His face, however, remained untouched.

“Joseph Ayles,” O’Sullivan said. “Fuck. We’re going to have to tell his daughter.”

Another family broken apart. Another death to report. O’Sullivan and Thorne had become experts at comforting those who had lost someone to tragedy in their territory.

“She’s got an aunt over in Spitalfields,” Thorne said, reaching out to shut Joseph’s eyes. From neck up, he looked as if he were sleeping. “Lives with her ma. Make sure they have enough for the funeral and whatever else they need to take in the lass.”

“Sure, boss.”

“Someone you know?” Alex’s voice echoed as she approached. He heard her intake of breath as she stared down at the dead man. “Christ god. Ayles.”

Thorne looked at her sharply. “Youknow him?”

Alex shut her eyes. “Like Mary Watkins, he was another of my contacts for information on Lord Reginald Seymour’s smuggling operation. Joseph was a crew member on one of the ships. A loose end, he’d called himself.” Guilt flashed across her face. “I always took precautions when meeting them, but apparently not well enough. Do you . . . think he’s taken out a contract on my life?”

“And the lives of your informants,” Thorne said, his voice gentle. “Two of them turning up murdered is no coincidence.”

O’Sullivan’s eyes narrowed behind his spectacles. “Seymour, you say? As in son of the Duke of Norfolk and MP of Cambridgeshire?”

Alex nodded. “Yes.”

O’Sullivan let out a gusty laugh. “Damn me. When you go after an aristo, you sure know how to pick them.” O’Sullivan glanced at Thorne. “Thinking we should pay him a visit? Make him pull the contract?”

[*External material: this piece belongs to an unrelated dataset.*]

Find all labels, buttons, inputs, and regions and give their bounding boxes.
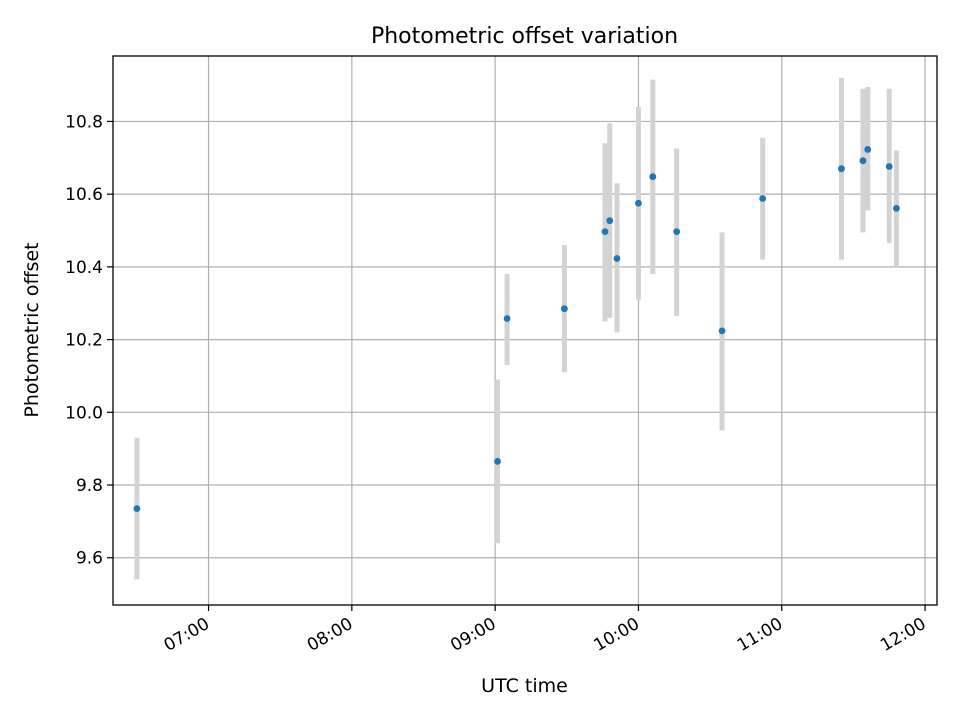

“No.” Nick hated to say it—Seymour shouldn’t be alive and breathing—but charging in would do Alex no good. “I want to find out who in my territory took the fucking contract first.” His eyes sought his wife’s. “How much do you have on Seymour?”

“Enough,” she said, still staring down at the body. “But I need to be careful with the information. Lord Seymour has powerful allies in Parliament, and public opinion would be in his favor, not mine—Mr. O’Sullivan.” She was leaning toward the corpse, her eyes narrowed now. “You keep a kerchief in your right pocket. Pass it, please.”

What was she doing? “Alex—”

“Quiet, Nick. Mr. O’Sullivan, the kerchief, if you please.”

O’Sullivan fished in his pocket and handed her the scrap of fabric. To Thorne’s surprise, Alex carefully used the kerchief to pry open Joseph’s mouth.

O’Sullivan leaned in closer. “What are you doing?”

“I’m not sure, but I think . . .” she trailed off as she held her breath and plunged her fingers inside the dead man’s mouth.

Good god, this woman was made of steel.

“There.” She pulled out a scrap of paper. It was rolled around something, but she focused on the print. “Oh,” she said softly, lowering her eyes.

“What is it?” When she didn’t answer, he breathed, “Alex?”